Als Mitternachtsspecial tritt kurz vor 1 Uhr Nachts Gary Numan. Der britische Elektropop- und Synthpop-Pionier kann aus einem reichhaltigen Fundus schöpfen. Schon in den frühen 80ern mit mehreren Nummer 1 Alben in Großbritannien ein bekannter Musiker, gelang ihm danach erst wieder ab Mitte der 90erjahre ein Comeback. Auch seine letzten Alben waren sehr erfolgreich. Intruder von 2021 stieg in UK bis auf Platz 2 und in Deutschland auf Platz 15. Die Halle ist weiterhin voll und das Publikum feiert auch diesen -Ausnahmemusiker.
Vierter Tag, Täubchenthal
Der Montag im Täubchenthal hat sich seit einigen Jahren als Epizentrum des Horror-Punk auf dem WGT etabliert. Hier spielt, was in der kleinen, aber sehr internationalen Szene der Bands, die am liebsten mit dem Kontrabass unterwegs sind, Rang und Namen hat. In diesem Jahr treten zum Beispiel Hellgreaser, The Fright und Rezurex auf. Es macht einfach Spaß, den Musikern bei ihren Performances auf der Bühne zuzusehen und zuzuhören. Da wippt der Fuß, während auf der Bühne Kunststücke mit dem großen Zupfinstrument gezeigt werden. Einmalige Bühnenoutfits tun das Übrige.
Und am Ende fahre ich noch einmal ins Heidnische Dorf. Aber letztendlich ist es egal, wo man den letzten Abend verbringt, denn er ist an jedem Spielort und auf jeder Bühne großartig und bleibt wie jedes Jahr in Erinnerung. Eigentlich heißt die angekündigte Band Patty Gurdy’s Circle, doch der Circle ist ihr leider vor wenigen Tagen abhanden gekommen. Patty Gurdy, die seit Jahren eine stark wachsende Fangemeinde zum Beispiel über YouTube mit ihrem Drehleierspiel begeistert, hat es aber trotzdem hinbekommen, einen vollwertigen Auftritt mit Band auf die Beine zu stellen. Mit einem großartigen Konzert unterhält sie die Besuchermenge vor der Bühne, die entzückt ist.

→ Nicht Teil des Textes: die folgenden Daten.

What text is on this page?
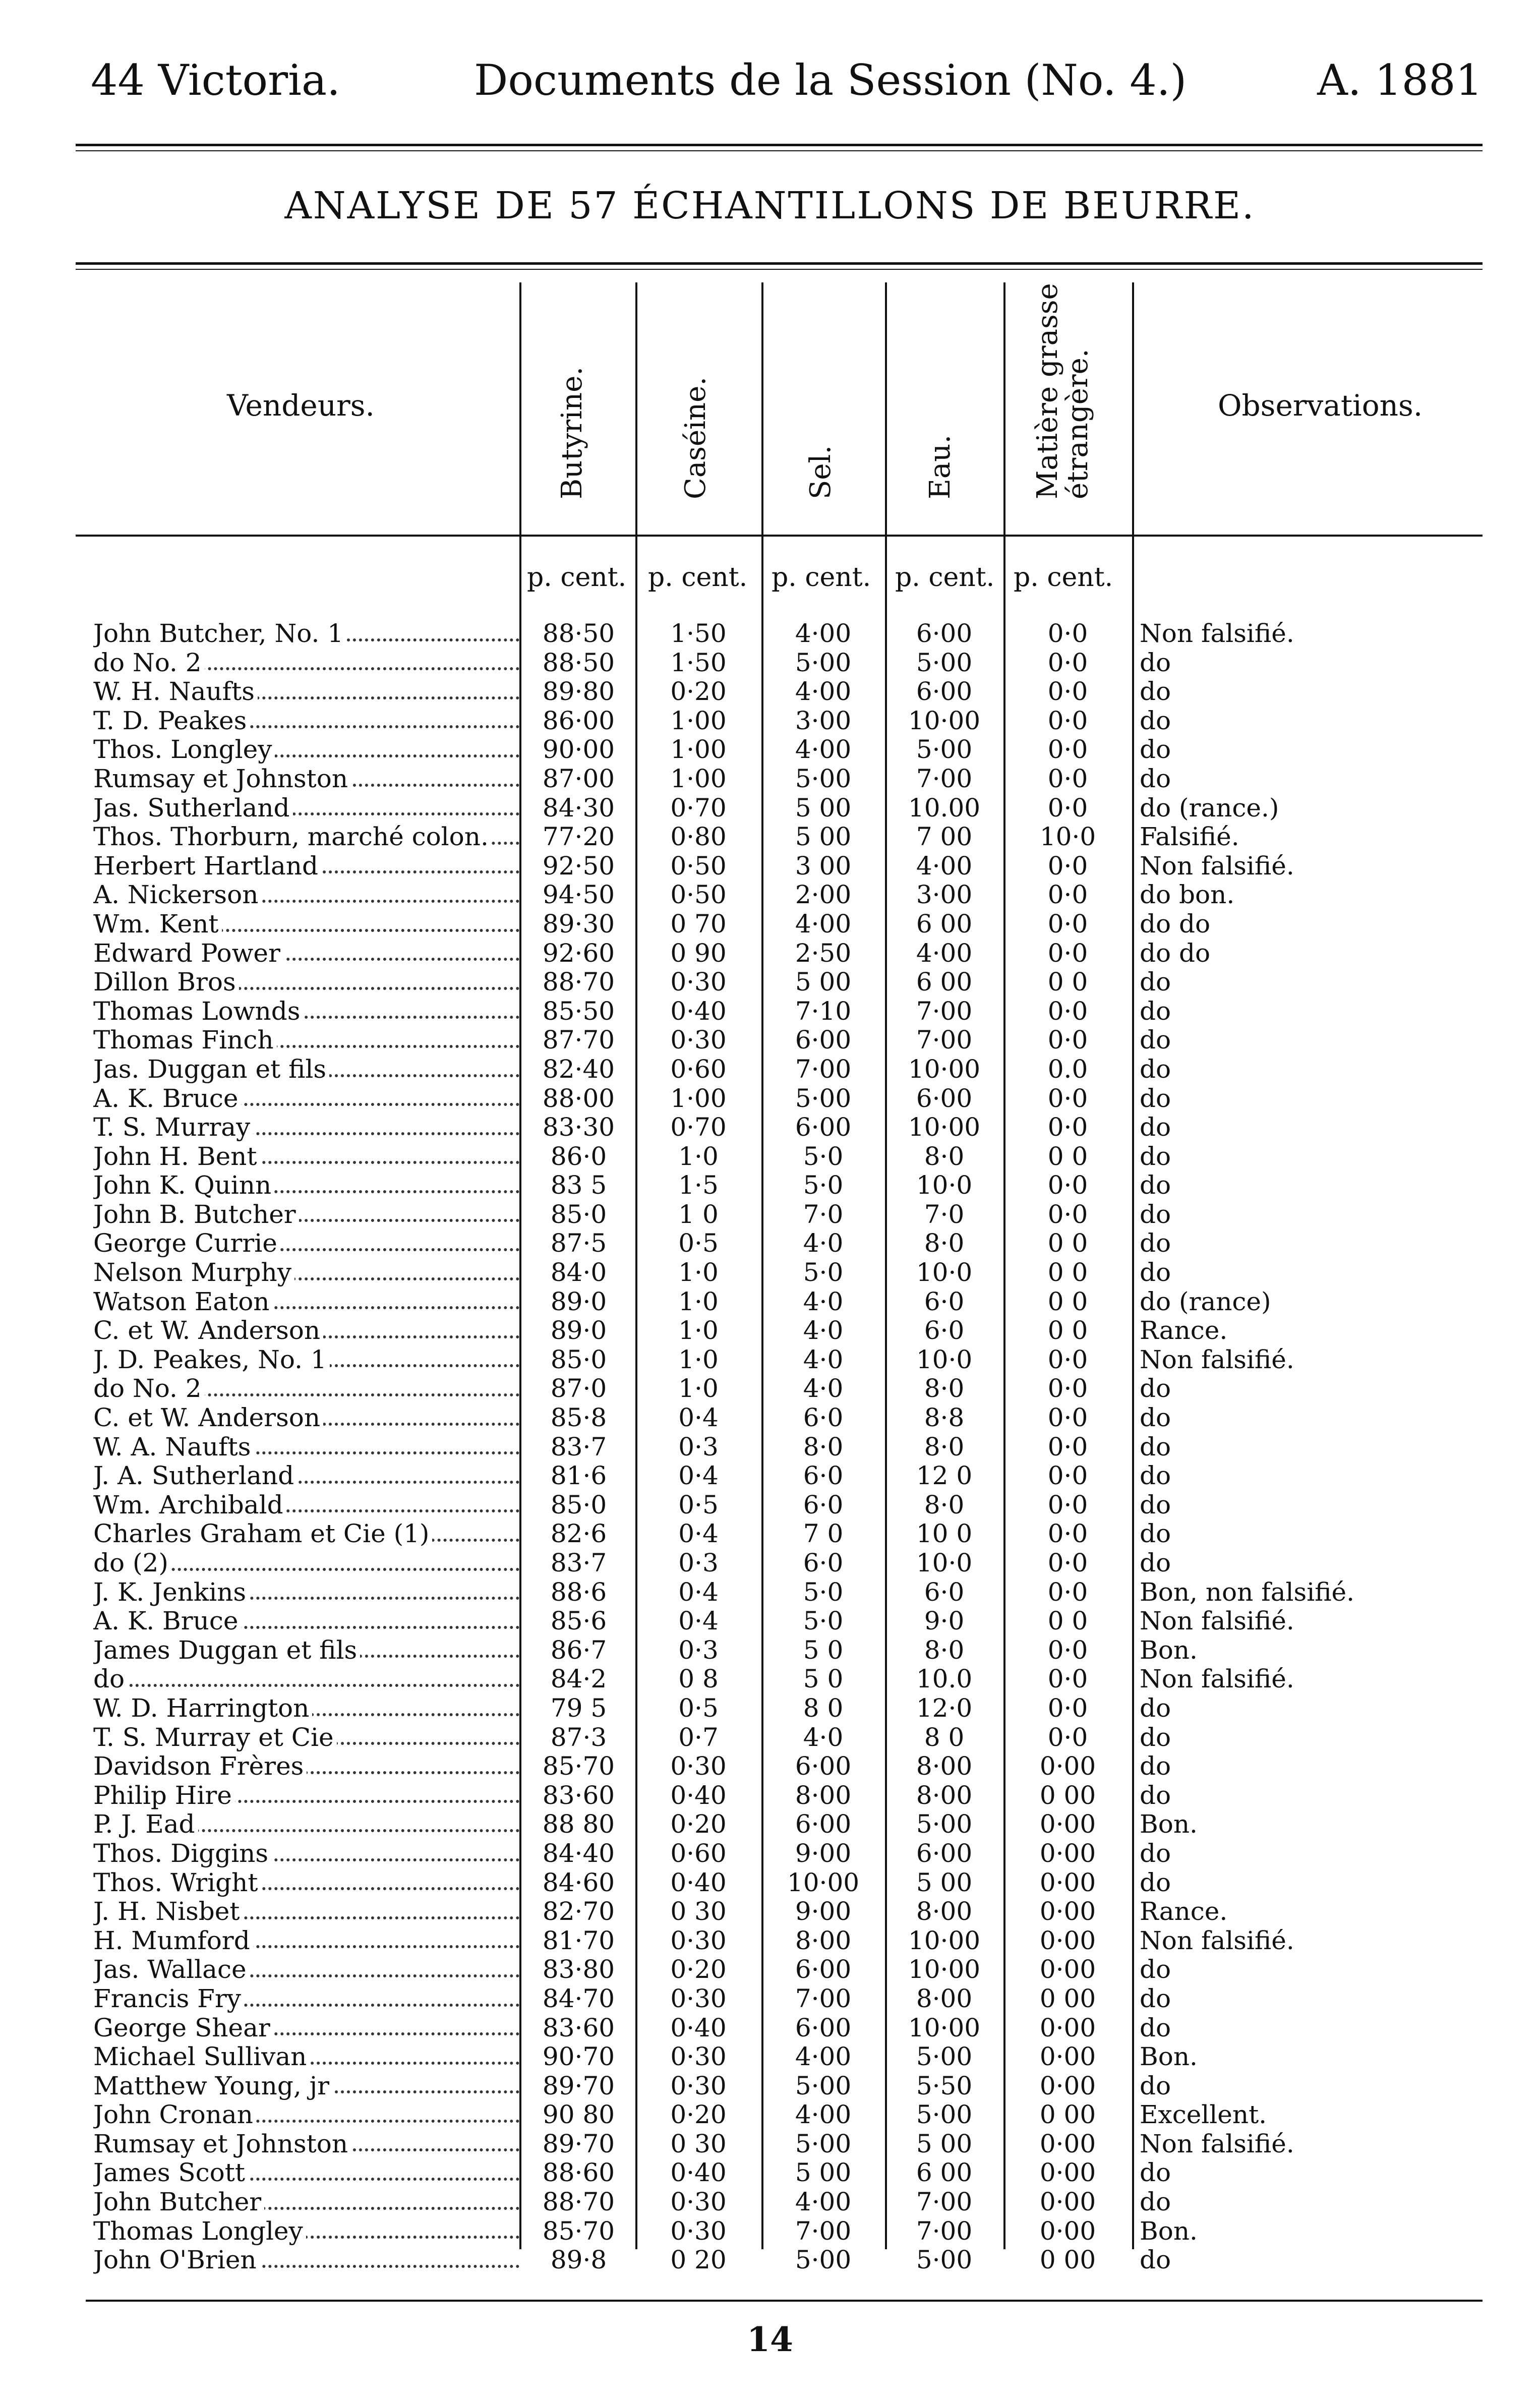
44 Victoria.	Documents de la Session (No. 4.)	A. 1881
ANALYSE DE 57 ÉCHANTILLONS DE BEURRE.
Vendeurs.	Observations.
Butyrine.	Caséine.	Sel.	Eau.	Matière grasse
étrangère.
p. cent. p. cent. p. cent. p. cent. p. cent.
John Butcher, No. 1	88·50	1·50	4·00	6·00	0·0	Non falsifié.
do No. 2	88·50	1·50	5·00	5·00	0·0	do
W. H. Naufts	89·80	0·20	4·00	6·00	0·0	do
T. D. Peakes	86·00	1·00	3·00	10·00	0·0	do
Thos. Longley	90·00	1·00	4·00	5·00	0·0	do
Rumsay et Johnston	87·00	1·00	5·00	7·00	0·0	do
Jas. Sutherland	84·30	0·70	5 00	10.00	0·0	do (rance.)
Thos. Thorburn, marché colon.	77·20	0·80	5 00	7 00	10·0	Falsifié.
Herbert Hartland	92·50	0·50	3 00	4·00	0·0	Non falsifié.
A. Nickerson	94·50	0·50	2·00	3·00	0·0	do bon.
Wm. Kent	89·30	0 70	4·00	6 00	0·0	do do
Edward Power	92·60	0 90	2·50	4·00	0·0	do do
Dillon Bros	88·70	0·30	5 00	6 00	0 0	do
Thomas Lownds	85·50	0·40	7·10	7·00	0·0	do
Thomas Finch	87·70	0·30	6·00	7·00	0·0	do
Jas. Duggan et fils	82·40	0·60	7·00	10·00	0.0	do
A. K. Bruce	88·00	1·00	5·00	6·00	0·0	do
T. S. Murray	83·30	0·70	6·00	10·00	0·0	do
John H. Bent	86·0	1·0	5·0	8·0	0 0	do
John K. Quinn	83 5	1·5	5·0	10·0	0·0	do
John B. Butcher	85·0	1 0	7·0	7·0	0·0	do
George Currie	87·5	0·5	4·0	8·0	0 0	do
Nelson Murphy	84·0	1·0	5·0	10·0	0 0	do
Watson Eaton	89·0	1·0	4·0	6·0	0 0	do (rance)
C. et W. Anderson	89·0	1·0	4·0	6·0	0 0	Rance.
J. D. Peakes, No. 1	85·0	1·0	4·0	10·0	0·0	Non falsifié.
do No. 2	87·0	1·0	4·0	8·0	0·0	do
C. et W. Anderson	85·8	0·4	6·0	8·8	0·0	do
W. A. Naufts	83·7	0·3	8·0	8·0	0·0	do
J. A. Sutherland	81·6	0·4	6·0	12 0	0·0	do
Wm. Archibald	85·0	0·5	6·0	8·0	0·0	do
Charles Graham et Cie (1)	82·6	0·4	7 0	10 0	0·0	do
do (2)	83·7	0·3	6·0	10·0	0·0	do
J. K. Jenkins	88·6	0·4	5·0	6·0	0·0	Bon, non falsifié.
A. K. Bruce	85·6	0·4	5·0	9·0	0 0	Non falsifié.
James Duggan et fils	86·7	0·3	5 0	8·0	0·0	Bon.
do	84·2	0 8	5 0	10.0	0·0	Non falsifié.
W. D. Harrington	79 5	0·5	8 0	12·0	0·0	do
T. S. Murray et Cie	87·3	0·7	4·0	8 0	0·0	do
Davidson Frères	85·70	0·30	6·00	8·00	0·00	do
Philip Hire	83·60	0·40	8·00	8·00	0 00	do
P. J. Ead	88 80	0·20	6·00	5·00	0·00	Bon.
Thos. Diggins	84·40	0·60	9·00	6·00	0·00	do
Thos. Wright	84·60	0·40	10·00	5 00	0·00	do
J. H. Nisbet	82·70	0 30	9·00	8·00	0·00	Rance.
H. Mumford	81·70	0·30	8·00	10·00	0·00	Non falsifié.
Jas. Wallace	83·80	0·20	6·00	10·00	0·00	do
Francis Fry	84·70	0·30	7·00	8·00	0 00	do
George Shear	83·60	0·40	6·00	10·00	0·00	do
Michael Sullivan	90·70	0·30	4·00	5·00	0·00	Bon.
Matthew Young, jr	89·70	0·30	5·00	5·50	0·00	do
John Cronan	90 80	0·20	4·00	5·00	0 00	Excellent.
Rumsay et Johnston	89·70	0 30	5·00	5 00	0·00	Non falsifié.
James Scott	88·60	0·40	5 00	6 00	0·00	do
John Butcher	88·70	0·30	4·00	7·00	0·00	do
Thomas Longley	85·70	0·30	7·00	7·00	0·00	Bon.
John O'Brien	89·8	0 20	5·00	5·00	0 00	do
14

Und den Abschluss des WGT im Heidnischen Dorf bilden dieses Jahr Tanzwut. Ob sie ihre einstigen Kollegen von Corvus Corax, die zwei Tage vor ihnen auf der gleichen Bühne standen, getroffen haben? Denn Tanzwut ist als mit Elektroklängen angereichertes Nebenprojekt von Corvus Corax gestartet, bis es nach einigen Jahren dann als vollwertige Band quasi ausgekoppelt wurde. Seitdem sind Tanzwut zu einer der wichtigsten Mittelalter-Rock-Bands Deutschlands geworden und bieten Headliner-Qualitäten und eine frenetische Fanschar, die sich sehr zahlreich eingefunden hat, um mit ihnen zusammen den ausklang des 29. Wave-Gotik-Treffens zu zelebrieren. Nächstes Jahr trifft man sich zum Jubiläumstreffen, dem 30. Man darf gespannt sein, wer dann alles auftreten wird.
Achja … Sowohl ich war wieder in der altbekannten WGT-Stimmung, in der man traumtänzerisch durch das Pfingstwochenende wandelt, als würde es immer so bleiben. Und auch Leipzig hat die „Schwarzen“ wieder freudig umarmt, so wie man es gewohnt war aus früheren Jahren vor der Coronapause. Das Experiment vom Anfang ist also geglückt. Ein paar mehr Besucher könnten aber wieder werden, auch wenn die kurzen Schlangen an den verschiedenen Veranstaltungsorten sicher positiv von vielen Besuchern aufgenommen wurden. Es wurden bestimtm viel weniger Konzerte wegen Überfüllung des Veranstaltungsortes verpasst.